I had required people to be interested twice. First, they had to be interested enough to provide their email, and then they had to be interested enough to click through the verification message. Only 38% of people did this. If I had instead captured everyone as soon as they showed enough interest to leave an email address, I could’ve increased my conversion rate by 250%.
I’ve since decided that it’s better to have users than control. This is what the sign-up section looks like now.
As soon as users click the submit button, they get an email verification message in their inbox, which they can click on to set a password and get started. To retain some control, I put this permissive sign up flow behind a feature flag, and to help protect against bots, I added a reCAPTCHA. Now people only need to be interested once to sign up.
Lesson 2: Email verification messages should take two seconds to read
At first I didn’t put much thought into the content of the email verification message because it didn’t seem very complicated. All I needed was a secret link for users to click and instructions to click on it. What could go wrong? A lot, it turns out. Here is what the first version of my email looked like.
It seemed simple enough to me, but when I sent this email to a friend he clicked on the “Cortado” link in the first sentence. This sent him to the landing page instead of the sign-up page. He texted me saying my website didn’t work. I told him to try the other link, but it took him a couple of days to get to it and actually log in. If he wasn’t my friend, I would have lost a user.
My friend spent two seconds reading the message and clicked on the first link he saw. I do the same thing. So I removed the extra link in the next version of the message. (I also added a friendly sentence asking for feedback because, well, I wanted feedback.) Here is what the new message looked like.
Now there was only one clickable link (not counting the one that’s obviously an email address). But there was still a problem: it was too hard to see. In fact, one user missed it entirely. After reading the email, he told me that there was no link. Totally understandable when you just spend two seconds reading. I was lucky that he emailed me. Most users would have just given up.

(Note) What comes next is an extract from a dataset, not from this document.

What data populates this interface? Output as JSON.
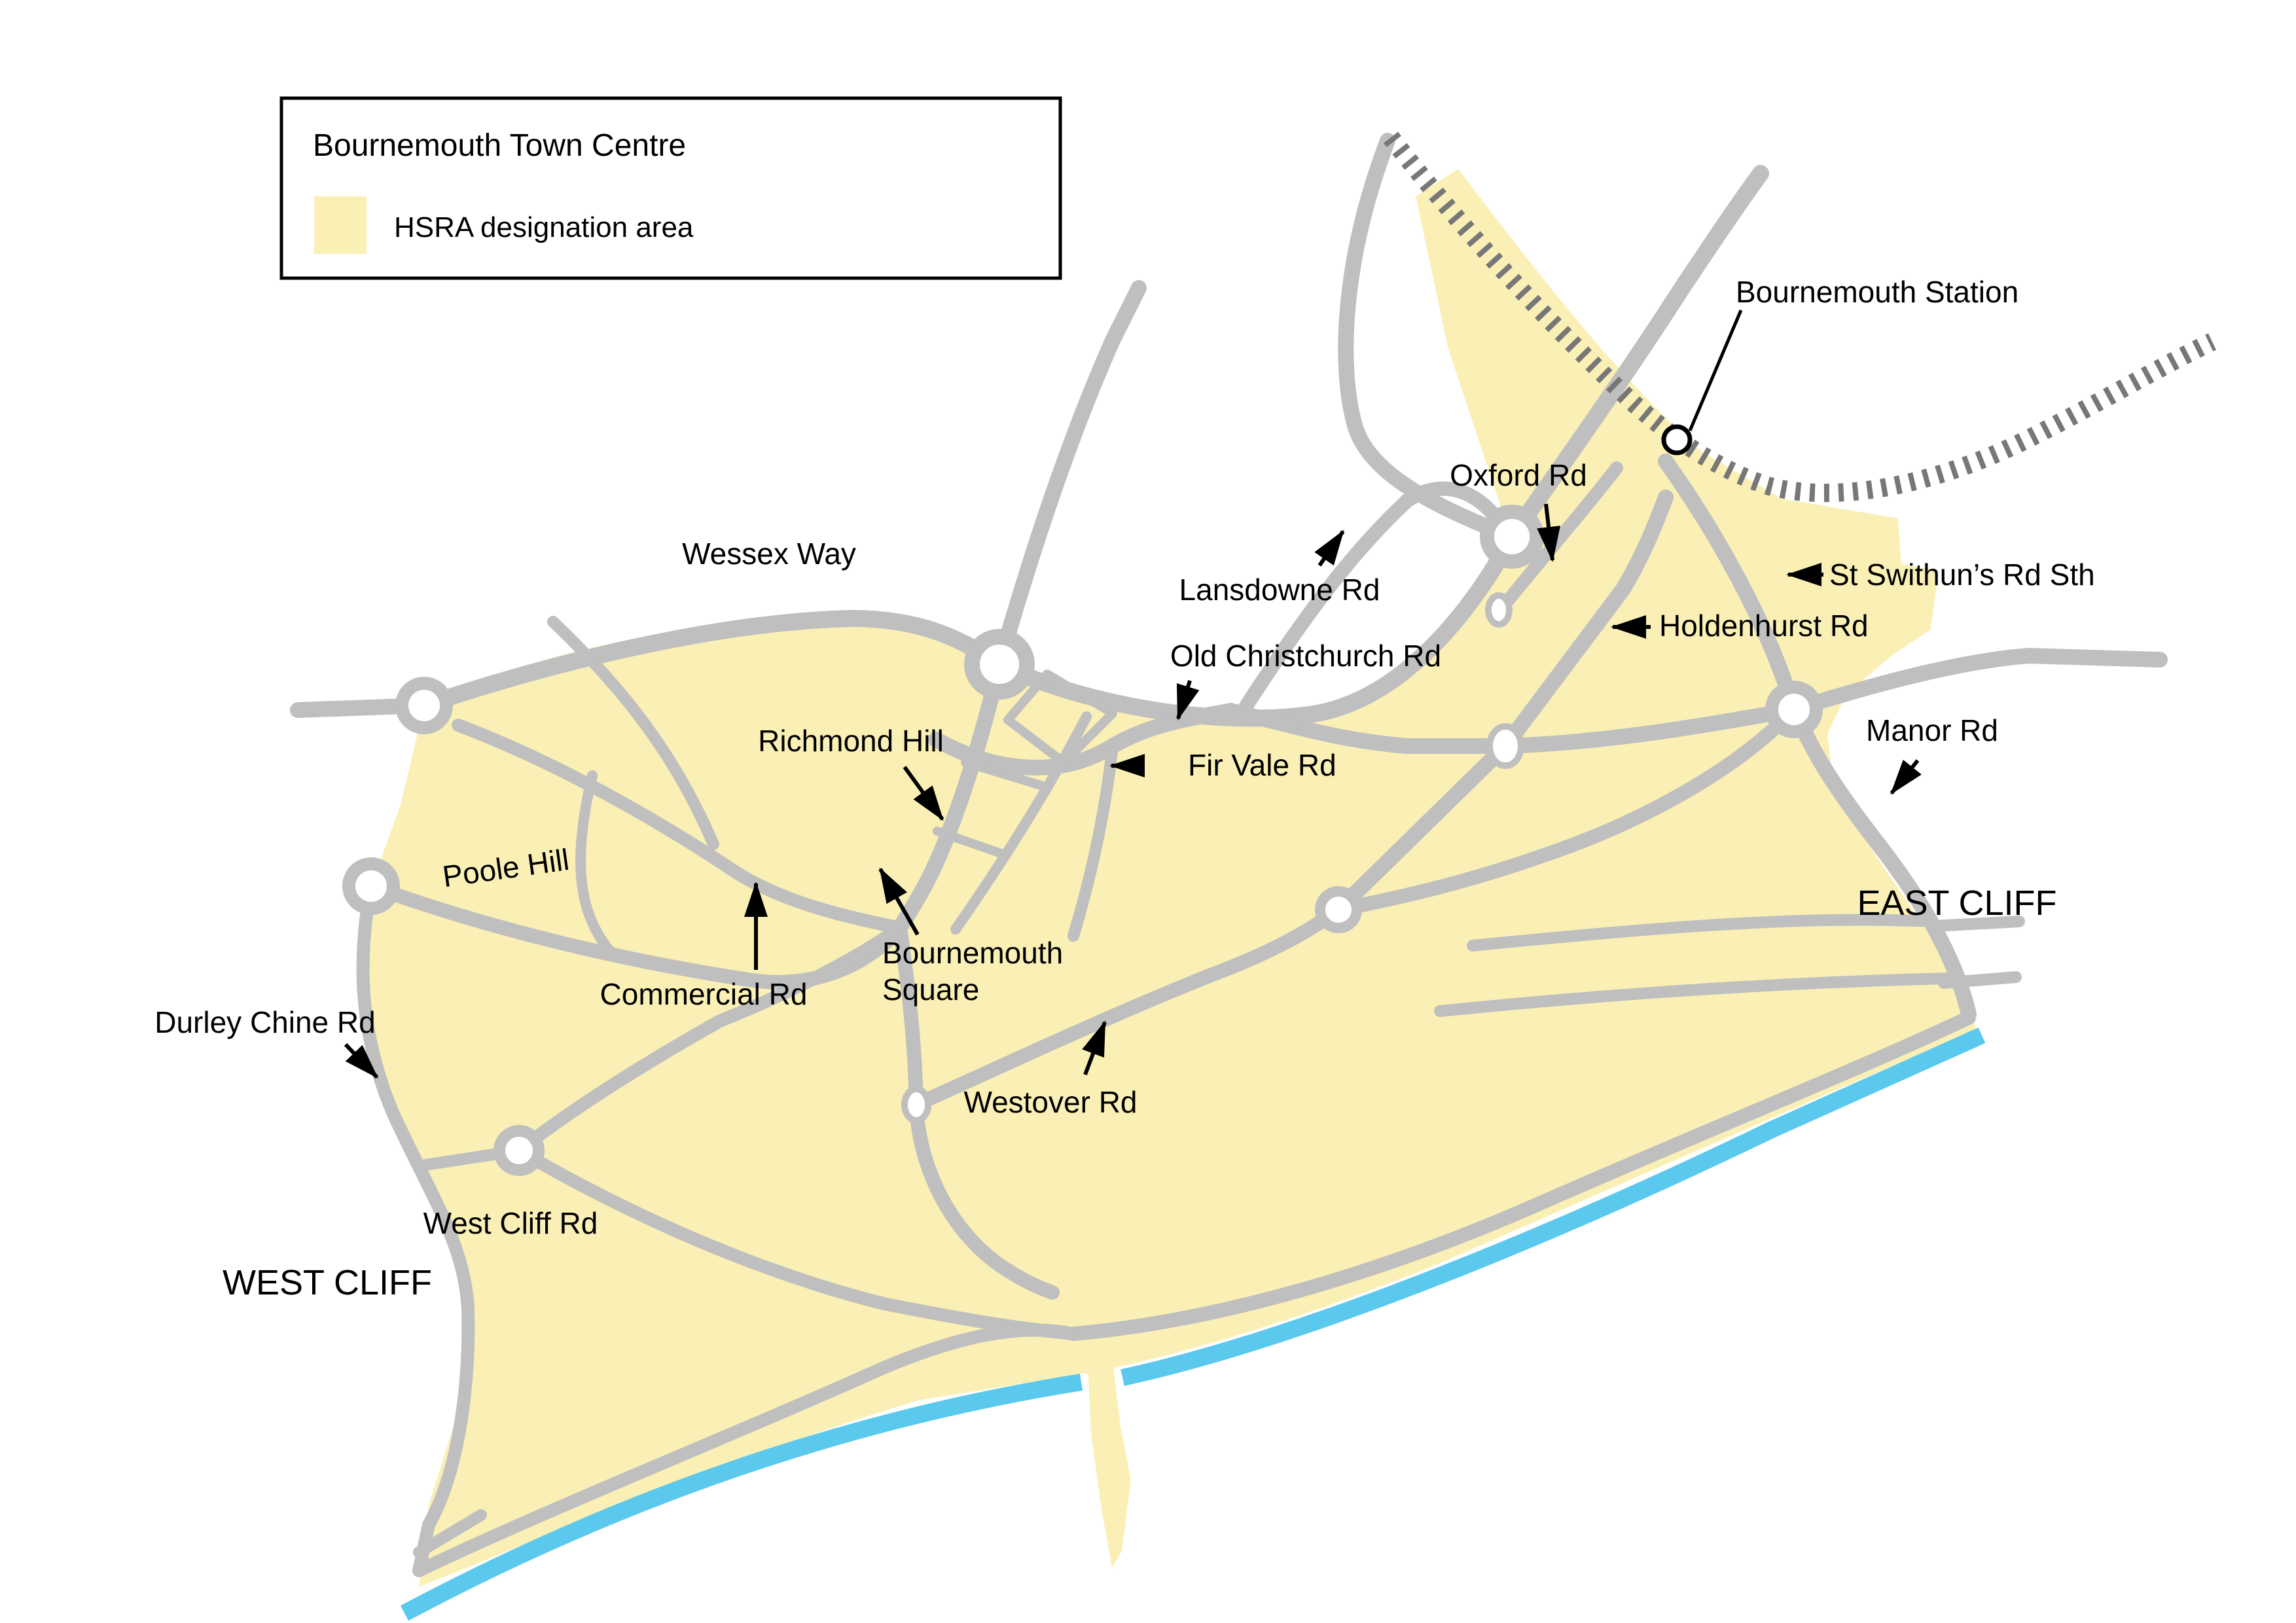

The fix was straightforward: make the link more obvious. Here is what the new version looks like.
Much better, no? The thing you are supposed to do is the first thing you read. Hard to miss, even in two seconds.
Have my changes helped?
It seems so. After implementing them, I posted a link to Cortado in Hacker News. I didn’t hear about any problems with the sign-up flow this time around. And the numbers, while small and subject to sampling bias and other confounders (including some changes to my landing page), support this conclusion. About 50 people clicked on the Hacker News link, and 9 of those people registered, an 18% conversion rate. In contrast, it took me 120 clicks to get the 6 registrations from my last marketing effort, a 5% conversion rate.
I’m encouraged by this improvement, and I’m excited for what I’ll learn next in the quest to find new Cortado users.